Consider the vector space $V= \{A \in \text{Mat}(2,2;\mathbb{R}) | A^t = A \} \subset \text{Mat}(2,2;\mathbb{R})$ and the matrix $$L = \begin{pmatrix}1 & 2 \\0 & -2 \\ \end{pmatrix}\in\text{Mat}(2,2;\mathbb{R}). $$
How can I show that for $A \in V$ also $L^t \cdot A \cdot L \in V$ and how do I calculate the determinant of the endomorphism
$f :V \rightarrow V, A \mapsto L^t \cdot A \cdot L$?
I know that obviously $$L^t= \begin{pmatrix}1 & 0 \\2 & -2 \\ \end{pmatrix}$$ but I don't know how to advance from there.

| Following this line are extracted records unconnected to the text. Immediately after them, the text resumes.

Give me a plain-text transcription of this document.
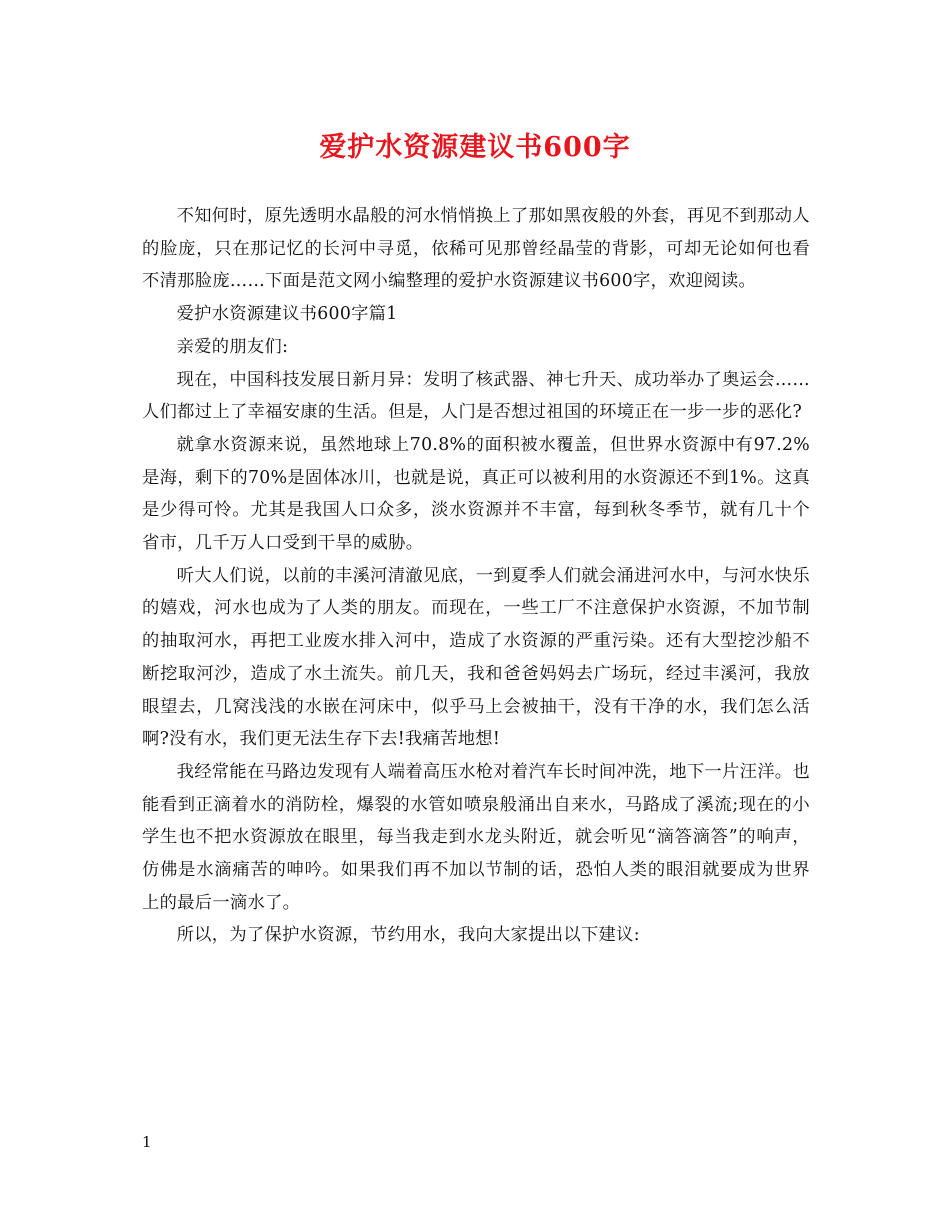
爱护水资源建议书600字

不知何时，原先透明水晶般的河水悄悄换上了那如黑夜般的外套，再见不到那动人的脸庞，只在那记忆的长河中寻觅，依稀可见那曾经晶莹的背影，可却无论如何也看不清那脸庞……下面是范文网小编整理的爱护水资源建议书600字，欢迎阅读。

爱护水资源建议书600字篇1

亲爱的朋友们:

现在，中国科技发展日新月异：发明了核武器、神七升天、成功举办了奥运会……人们都过上了幸福安康的生活。但是，人门是否想过祖国的环境正在一步一步的恶化?

就拿水资源来说，虽然地球上70.8%的面积被水覆盖，但世界水资源中有97.2%是海，剩下的70%是固体冰川，也就是说，真正可以被利用的水资源还不到1%。这真是少得可怜。尤其是我国人口众多，淡水资源并不丰富，每到秋冬季节，就有几十个省市，几千万人口受到干旱的威胁。

听大人们说，以前的丰溪河清澈见底，一到夏季人们就会涌进河水中，与河水快乐的嬉戏，河水也成为了人类的朋友。而现在，一些工厂不注意保护水资源，不加节制的抽取河水，再把工业废水排入河中，造成了水资源的严重污染。还有大型挖沙船不断挖取河沙，造成了水土流失。前几天，我和爸爸妈妈去广场玩，经过丰溪河，我放眼望去，几窝浅浅的水嵌在河床中，似乎马上会被抽干，没有干净的水，我们怎么活啊?没有水，我们更无法生存下去!我痛苦地想!

我经常能在马路边发现有人端着高压水枪对着汽车长时间冲洗，地下一片汪洋。也能看到正滴着水的消防栓，爆裂的水管如喷泉般涌出自来水，马路成了溪流;现在的小学生也不把水资源放在眼里，每当我走到水龙头附近，就会听见“滴答滴答”的响声，仿佛是水滴痛苦的呻吟。如果我们再不加以节制的话，恐怕人类的眼泪就要成为世界上的最后一滴水了。

所以，为了保护水资源，节约用水，我向大家提出以下建议:

1
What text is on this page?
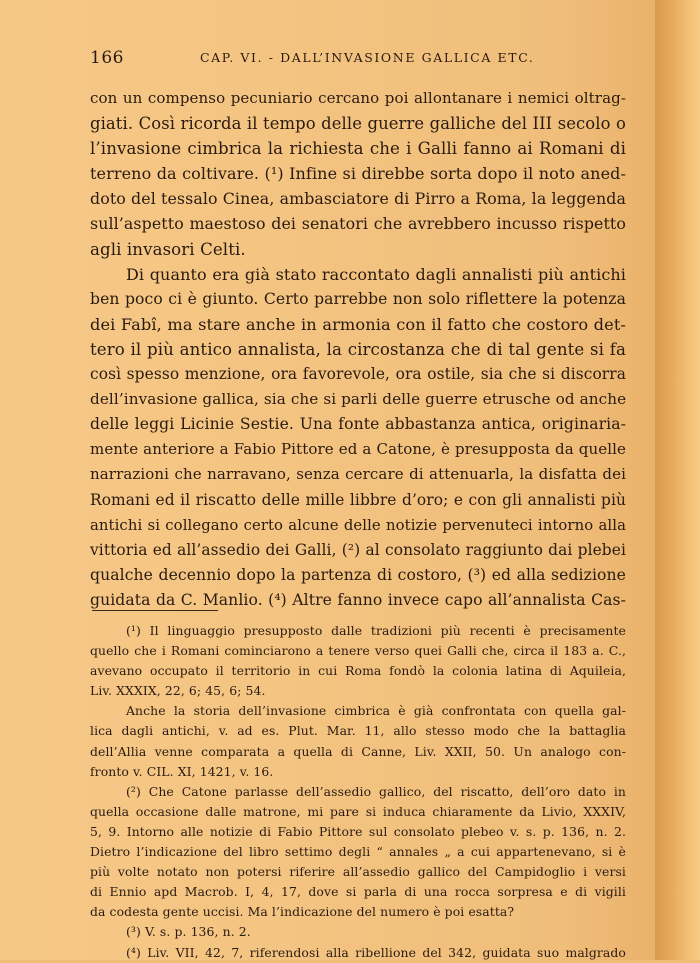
166	CAP. VI. - DALL’INVASIONE GALLICA ETC.
con un compenso pecuniario cercano poi allontanare i nemici oltrag-
giati. Così ricorda il tempo delle guerre galliche del III secolo o
l’invasione cimbrica la richiesta che i Galli fanno ai Romani di
terreno da coltivare. (¹) Infine si direbbe sorta dopo il noto aned-
doto del tessalo Cinea, ambasciatore di Pirro a Roma, la leggenda
sull’aspetto maestoso dei senatori che avrebbero incusso rispetto
agli invasori Celti.
Di quanto era già stato raccontato dagli annalisti più antichi
ben poco ci è giunto. Certo parrebbe non solo riflettere la potenza
dei Fabî, ma stare anche in armonia con il fatto che costoro det-
tero il più antico annalista, la circostanza che di tal gente si fa
così spesso menzione, ora favorevole, ora ostile, sia che si discorra
dell’invasione gallica, sia che si parli delle guerre etrusche od anche
delle leggi Licinie Sestie. Una fonte abbastanza antica, originaria-
mente anteriore a Fabio Pittore ed a Catone, è presupposta da quelle
narrazioni che narravano, senza cercare di attenuarla, la disfatta dei
Romani ed il riscatto delle mille libbre d’oro; e con gli annalisti più
antichi si collegano certo alcune delle notizie pervenuteci intorno alla
vittoria ed all’assedio dei Galli, (²) al consolato raggiunto dai plebei
qualche decennio dopo la partenza di costoro, (³) ed alla sedizione
guidata da C. Manlio. (⁴) Altre fanno invece capo all’annalista Cas-
(¹) Il linguaggio presupposto dalle tradizioni più recenti è precisamente
quello che i Romani cominciarono a tenere verso quei Galli che, circa il 183 a. C.,
avevano occupato il territorio in cui Roma fondò la colonia latina di Aquileia,
Liv. XXXIX, 22, 6; 45, 6; 54.
Anche la storia dell’invasione cimbrica è già confrontata con quella gal-
lica dagli antichi, v. ad es. Plut. Mar. 11, allo stesso modo che la battaglia
dell’Allia venne comparata a quella di Canne, Liv. XXII, 50. Un analogo con-
fronto v. CIL. XI, 1421, v. 16.
(²) Che Catone parlasse dell’assedio gallico, del riscatto, dell’oro dato in
quella occasione dalle matrone, mi pare si induca chiaramente da Livio, XXXIV,
5, 9. Intorno alle notizie di Fabio Pittore sul consolato plebeo v. s. p. 136, n. 2.
Dietro l’indicazione del libro settimo degli “ annales „ a cui appartenevano, si è
più volte notato non potersi riferire all’assedio gallico del Campidoglio i versi
di Ennio apd Macrob. I, 4, 17, dove si parla di una rocca sorpresa e di vigili
da codesta gente uccisi. Ma l’indicazione del numero è poi esatta?
(³) V. s. p. 136, n. 2.
(⁴) Liv. VII, 42, 7, riferendosi alla ribellione del 342, guidata suo malgrado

HINT For your first question, whenever we have matrices $A,B$ of compatible dimension, $$ (AB)^t=B^tA^t. $$ For your second question, observe that $L$ is isomorphic to $\mathbb{R}^3$, under the isomorphism $$ A=\begin{pmatrix}a_{11} & a_{12} \\ a_{12} & a_{22} \end{pmatrix}\mapsto \begin{pmatrix} a_{11} \\ a_{12} \\ a_{22} \end{pmatrix}. $$ Using this isomorphism, we can write $f$ as a matrix, whose determinant can be readily computed.